The Story
Why it exists.
The beginning
Un Air d'Habanita arrived in 2000 as a deliberate reprieve. The original Habanita had built its reputation on complexity, resinous, tobacco-tinged, unapologetically heavy. Un Air d'Habanita took the same house signature and gave it room to breathe. The name itself says it: an air of Habanita, not Habanita itself. A whisper of the original, lightened for the warmth of a different season, a different hour, a different kind of woman wearing it. Molinard's perfumers reached for the citrus palette, grapefruit, mandarin, blackcurrant bud, and let those notes carry what the original held in resin and powder. The result is a fragrance built for the kind of confidence that doesn't argue with heat.

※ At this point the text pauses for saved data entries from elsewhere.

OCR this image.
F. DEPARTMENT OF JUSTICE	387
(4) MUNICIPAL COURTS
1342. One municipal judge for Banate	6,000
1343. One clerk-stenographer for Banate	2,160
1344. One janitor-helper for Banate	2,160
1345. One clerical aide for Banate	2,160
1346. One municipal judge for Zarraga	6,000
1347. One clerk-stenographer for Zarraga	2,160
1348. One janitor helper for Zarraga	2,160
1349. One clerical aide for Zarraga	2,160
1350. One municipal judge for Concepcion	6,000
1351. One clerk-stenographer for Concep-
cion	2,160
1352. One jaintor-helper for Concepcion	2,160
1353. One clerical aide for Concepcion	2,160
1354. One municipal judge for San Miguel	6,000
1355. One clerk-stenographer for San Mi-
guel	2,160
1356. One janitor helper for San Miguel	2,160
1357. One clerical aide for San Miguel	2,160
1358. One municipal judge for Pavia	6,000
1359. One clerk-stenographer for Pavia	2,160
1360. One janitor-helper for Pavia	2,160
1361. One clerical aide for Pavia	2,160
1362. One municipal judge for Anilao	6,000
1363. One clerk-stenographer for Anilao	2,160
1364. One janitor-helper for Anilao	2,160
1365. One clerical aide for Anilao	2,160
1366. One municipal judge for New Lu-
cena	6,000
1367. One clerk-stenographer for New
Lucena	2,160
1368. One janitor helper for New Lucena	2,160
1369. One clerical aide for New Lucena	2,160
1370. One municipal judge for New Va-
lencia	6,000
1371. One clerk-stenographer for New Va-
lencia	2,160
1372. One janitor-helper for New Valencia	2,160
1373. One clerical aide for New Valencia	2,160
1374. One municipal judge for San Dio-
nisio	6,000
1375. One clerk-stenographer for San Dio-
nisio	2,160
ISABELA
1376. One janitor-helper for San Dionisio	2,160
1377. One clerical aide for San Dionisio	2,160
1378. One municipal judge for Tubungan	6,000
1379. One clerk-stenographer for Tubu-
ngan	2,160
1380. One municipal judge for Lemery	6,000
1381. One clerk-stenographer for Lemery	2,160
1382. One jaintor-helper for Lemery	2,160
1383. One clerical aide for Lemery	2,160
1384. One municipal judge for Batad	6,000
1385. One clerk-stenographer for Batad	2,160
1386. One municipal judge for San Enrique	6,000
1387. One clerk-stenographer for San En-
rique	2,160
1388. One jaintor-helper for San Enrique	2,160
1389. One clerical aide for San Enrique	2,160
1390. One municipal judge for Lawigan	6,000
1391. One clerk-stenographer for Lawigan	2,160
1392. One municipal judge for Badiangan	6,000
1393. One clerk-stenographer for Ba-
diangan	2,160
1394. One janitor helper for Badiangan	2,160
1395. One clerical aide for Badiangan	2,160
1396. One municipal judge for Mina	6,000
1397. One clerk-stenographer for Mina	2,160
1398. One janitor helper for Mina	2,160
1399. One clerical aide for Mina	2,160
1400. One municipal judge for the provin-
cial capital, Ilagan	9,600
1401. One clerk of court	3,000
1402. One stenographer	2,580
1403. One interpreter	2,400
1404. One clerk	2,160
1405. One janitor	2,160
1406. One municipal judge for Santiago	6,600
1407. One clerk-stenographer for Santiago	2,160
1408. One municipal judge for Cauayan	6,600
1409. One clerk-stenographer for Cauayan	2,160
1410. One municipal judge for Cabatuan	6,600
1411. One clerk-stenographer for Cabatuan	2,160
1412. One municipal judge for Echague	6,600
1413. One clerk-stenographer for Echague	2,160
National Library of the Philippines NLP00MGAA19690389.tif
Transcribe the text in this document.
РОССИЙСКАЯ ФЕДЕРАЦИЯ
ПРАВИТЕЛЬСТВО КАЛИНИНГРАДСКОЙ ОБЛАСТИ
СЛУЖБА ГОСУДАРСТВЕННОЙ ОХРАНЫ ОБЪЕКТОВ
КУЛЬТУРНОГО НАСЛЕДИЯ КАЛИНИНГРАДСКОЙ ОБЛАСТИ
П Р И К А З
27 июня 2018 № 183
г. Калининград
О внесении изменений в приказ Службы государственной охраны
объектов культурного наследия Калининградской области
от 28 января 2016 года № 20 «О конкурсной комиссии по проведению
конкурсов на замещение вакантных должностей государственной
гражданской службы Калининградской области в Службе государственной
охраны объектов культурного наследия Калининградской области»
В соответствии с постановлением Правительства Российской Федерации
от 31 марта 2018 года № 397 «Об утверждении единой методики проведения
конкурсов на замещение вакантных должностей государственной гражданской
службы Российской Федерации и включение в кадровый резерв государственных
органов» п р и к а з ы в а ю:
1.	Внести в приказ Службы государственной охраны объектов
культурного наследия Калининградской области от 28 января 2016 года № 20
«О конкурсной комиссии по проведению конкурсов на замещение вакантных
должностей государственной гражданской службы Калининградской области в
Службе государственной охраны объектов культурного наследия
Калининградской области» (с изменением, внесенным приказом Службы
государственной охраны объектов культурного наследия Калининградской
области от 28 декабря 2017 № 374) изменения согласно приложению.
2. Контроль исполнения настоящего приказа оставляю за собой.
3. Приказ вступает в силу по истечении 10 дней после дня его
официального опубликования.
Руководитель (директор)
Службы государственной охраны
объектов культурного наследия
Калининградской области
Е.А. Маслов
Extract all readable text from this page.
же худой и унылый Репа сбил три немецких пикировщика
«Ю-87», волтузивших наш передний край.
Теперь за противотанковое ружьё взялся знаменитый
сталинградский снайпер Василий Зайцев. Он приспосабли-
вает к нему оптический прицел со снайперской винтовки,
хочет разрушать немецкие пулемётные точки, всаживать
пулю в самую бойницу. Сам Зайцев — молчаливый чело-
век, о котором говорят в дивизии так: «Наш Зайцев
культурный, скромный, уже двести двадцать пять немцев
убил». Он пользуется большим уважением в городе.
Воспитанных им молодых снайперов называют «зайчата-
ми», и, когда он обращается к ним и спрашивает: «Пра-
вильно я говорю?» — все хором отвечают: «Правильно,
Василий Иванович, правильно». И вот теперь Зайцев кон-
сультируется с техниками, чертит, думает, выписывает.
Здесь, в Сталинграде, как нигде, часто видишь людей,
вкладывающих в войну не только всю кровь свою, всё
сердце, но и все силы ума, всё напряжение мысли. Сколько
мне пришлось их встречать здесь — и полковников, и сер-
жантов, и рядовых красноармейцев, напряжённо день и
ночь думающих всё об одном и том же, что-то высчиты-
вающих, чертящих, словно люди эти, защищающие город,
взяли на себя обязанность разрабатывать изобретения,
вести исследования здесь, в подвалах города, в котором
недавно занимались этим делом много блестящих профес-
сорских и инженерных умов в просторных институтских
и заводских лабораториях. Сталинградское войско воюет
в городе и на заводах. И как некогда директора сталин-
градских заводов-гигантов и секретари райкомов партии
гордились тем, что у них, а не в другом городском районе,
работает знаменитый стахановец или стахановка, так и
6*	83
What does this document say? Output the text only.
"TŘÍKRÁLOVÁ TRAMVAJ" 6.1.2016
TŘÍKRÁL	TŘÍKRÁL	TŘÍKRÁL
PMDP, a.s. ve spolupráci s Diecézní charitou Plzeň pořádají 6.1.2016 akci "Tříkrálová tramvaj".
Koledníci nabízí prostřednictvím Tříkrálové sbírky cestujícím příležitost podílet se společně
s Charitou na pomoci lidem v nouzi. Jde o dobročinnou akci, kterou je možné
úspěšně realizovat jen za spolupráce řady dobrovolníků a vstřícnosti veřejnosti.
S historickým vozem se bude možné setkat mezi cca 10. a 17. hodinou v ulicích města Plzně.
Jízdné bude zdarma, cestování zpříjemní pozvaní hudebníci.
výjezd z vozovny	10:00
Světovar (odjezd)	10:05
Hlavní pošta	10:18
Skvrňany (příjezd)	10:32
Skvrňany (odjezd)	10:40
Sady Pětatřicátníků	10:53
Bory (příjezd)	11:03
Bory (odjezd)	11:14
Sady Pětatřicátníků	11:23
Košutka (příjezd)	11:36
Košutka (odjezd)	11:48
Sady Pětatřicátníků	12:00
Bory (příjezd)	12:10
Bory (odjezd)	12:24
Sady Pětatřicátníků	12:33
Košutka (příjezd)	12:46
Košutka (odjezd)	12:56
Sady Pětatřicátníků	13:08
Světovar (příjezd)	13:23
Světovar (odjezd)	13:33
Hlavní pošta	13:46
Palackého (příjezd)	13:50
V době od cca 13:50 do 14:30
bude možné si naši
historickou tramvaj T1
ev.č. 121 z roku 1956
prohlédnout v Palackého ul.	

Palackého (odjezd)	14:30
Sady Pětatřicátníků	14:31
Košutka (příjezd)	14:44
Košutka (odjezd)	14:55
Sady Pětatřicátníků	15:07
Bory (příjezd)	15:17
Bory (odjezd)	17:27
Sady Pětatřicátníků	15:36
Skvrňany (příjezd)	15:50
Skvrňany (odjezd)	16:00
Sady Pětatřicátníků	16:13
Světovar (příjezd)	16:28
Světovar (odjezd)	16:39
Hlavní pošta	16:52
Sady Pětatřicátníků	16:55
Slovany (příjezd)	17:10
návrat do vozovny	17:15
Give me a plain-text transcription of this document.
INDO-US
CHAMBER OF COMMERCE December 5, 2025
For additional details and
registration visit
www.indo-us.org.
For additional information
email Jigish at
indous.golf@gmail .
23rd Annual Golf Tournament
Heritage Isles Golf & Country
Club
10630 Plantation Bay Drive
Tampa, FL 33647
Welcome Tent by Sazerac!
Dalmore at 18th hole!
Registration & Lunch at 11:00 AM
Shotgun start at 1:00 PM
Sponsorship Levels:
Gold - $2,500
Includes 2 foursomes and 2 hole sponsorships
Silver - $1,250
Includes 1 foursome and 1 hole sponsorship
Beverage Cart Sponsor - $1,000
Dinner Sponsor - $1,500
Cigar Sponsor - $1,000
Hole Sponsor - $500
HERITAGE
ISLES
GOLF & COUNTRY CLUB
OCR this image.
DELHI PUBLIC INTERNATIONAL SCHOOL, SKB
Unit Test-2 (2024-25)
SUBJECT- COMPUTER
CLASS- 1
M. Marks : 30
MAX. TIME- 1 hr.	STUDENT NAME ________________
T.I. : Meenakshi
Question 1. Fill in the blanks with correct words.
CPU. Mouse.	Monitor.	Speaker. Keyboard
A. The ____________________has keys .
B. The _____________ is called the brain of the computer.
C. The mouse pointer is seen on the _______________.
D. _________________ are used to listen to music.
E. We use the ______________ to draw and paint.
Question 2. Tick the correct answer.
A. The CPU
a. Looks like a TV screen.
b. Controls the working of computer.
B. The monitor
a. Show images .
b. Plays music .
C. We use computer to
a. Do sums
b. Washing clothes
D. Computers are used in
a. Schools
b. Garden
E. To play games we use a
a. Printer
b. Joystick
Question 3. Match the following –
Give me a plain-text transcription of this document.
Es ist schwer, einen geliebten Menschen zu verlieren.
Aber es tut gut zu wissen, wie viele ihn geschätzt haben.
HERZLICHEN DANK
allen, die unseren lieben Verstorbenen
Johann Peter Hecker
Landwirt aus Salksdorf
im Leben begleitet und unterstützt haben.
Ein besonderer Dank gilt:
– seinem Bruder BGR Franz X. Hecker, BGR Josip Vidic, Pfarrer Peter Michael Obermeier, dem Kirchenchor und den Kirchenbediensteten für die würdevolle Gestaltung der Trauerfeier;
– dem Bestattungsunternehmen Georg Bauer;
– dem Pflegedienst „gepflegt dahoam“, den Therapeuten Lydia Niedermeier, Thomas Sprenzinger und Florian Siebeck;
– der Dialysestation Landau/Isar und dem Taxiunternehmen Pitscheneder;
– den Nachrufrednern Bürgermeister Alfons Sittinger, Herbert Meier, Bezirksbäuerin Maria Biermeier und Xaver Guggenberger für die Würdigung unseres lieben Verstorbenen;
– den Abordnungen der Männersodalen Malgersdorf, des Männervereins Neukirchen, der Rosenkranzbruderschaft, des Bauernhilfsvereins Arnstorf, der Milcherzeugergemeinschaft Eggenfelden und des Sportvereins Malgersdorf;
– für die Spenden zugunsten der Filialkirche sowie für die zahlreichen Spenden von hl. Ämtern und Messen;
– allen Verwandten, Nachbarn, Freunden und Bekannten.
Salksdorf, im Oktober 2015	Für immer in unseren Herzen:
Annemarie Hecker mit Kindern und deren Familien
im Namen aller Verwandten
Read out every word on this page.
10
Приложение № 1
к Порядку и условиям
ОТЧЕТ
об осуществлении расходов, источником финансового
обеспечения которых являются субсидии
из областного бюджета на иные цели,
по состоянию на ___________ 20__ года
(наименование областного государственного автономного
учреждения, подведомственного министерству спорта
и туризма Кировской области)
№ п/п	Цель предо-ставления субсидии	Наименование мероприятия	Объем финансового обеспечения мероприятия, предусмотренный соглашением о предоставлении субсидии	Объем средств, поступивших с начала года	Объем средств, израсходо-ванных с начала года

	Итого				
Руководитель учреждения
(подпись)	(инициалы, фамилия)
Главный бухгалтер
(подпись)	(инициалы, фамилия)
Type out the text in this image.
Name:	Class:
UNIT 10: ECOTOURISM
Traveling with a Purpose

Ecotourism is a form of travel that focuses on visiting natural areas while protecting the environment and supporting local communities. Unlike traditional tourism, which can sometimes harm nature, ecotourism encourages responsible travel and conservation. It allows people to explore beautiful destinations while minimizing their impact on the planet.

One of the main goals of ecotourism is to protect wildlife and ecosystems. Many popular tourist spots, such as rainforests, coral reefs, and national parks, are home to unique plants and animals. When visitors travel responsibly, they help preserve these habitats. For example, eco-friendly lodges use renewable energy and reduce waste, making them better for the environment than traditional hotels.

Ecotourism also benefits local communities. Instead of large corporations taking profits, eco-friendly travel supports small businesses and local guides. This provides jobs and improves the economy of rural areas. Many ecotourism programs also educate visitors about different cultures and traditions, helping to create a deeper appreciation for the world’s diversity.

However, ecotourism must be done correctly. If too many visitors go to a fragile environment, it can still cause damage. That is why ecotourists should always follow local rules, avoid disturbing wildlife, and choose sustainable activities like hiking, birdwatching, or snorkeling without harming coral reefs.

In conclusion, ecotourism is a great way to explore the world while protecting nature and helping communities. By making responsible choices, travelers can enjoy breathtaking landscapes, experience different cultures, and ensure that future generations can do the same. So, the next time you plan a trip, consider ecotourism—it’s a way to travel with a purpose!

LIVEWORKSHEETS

What makes this structure interesting is the hand-off. The top accord, grapefruit and blackcurrant, arrives bright and fruity, with the cassis giving the citrus a weight that keeps it from reading as cleaning product. That matters. Most citrus florals lose their character the moment they hit skin; here, the blackcurrant bud acts as an anchor, giving the brightness somewhere to live before the rose and jasmine arrive. The heart doesn't try to overpower the opening, it dilutes it gently, turning the sharp into the soft. By drydown, the vetiver does what vetiver does: it grounds everything, adds earth without darkness, and lets the vanilla and musk linger powder-warm and close. The arc is unhurried.
The evolution
The opening hits fast, grapefruit and cassis arrive together in the first minutes, the blackcurrant adding a tart depth that prevents the citrus from reading flat. For the first thirty minutes, this is a summery, almost effervescent moment. Then the rose steps in. Not a shouting rose, more a petal that fell and someone noticed. Jasmine arrives quieter still, a cream beneath the green. The drydown takes its time. Vetiver and amber arrive around the two-hour mark, transforming the brightness into something powdery and warm. Vanilla settles close to skin, not projecting outward. The sillage drops to intimate by hour three, this is a fragrance that finishes near you, not in the next room. On fabric, a trace of the amber-vetiver warmth can linger into the following morning, faint and pleasant, like a memory of wearing something good.
Cultural impact
Un Air d'Habanita exists in the comfortable middle ground, not a statement fragrance, not a wallflower. It fills the gap between the bold heritage pieces Molinard built its name on and the trend-driven releases that followed. Wearers describe it as a reliable warm-weather option, the kind of scent that reads as feminine without trying too hard, and versatile enough for a Tuesday in June or a Sunday in September.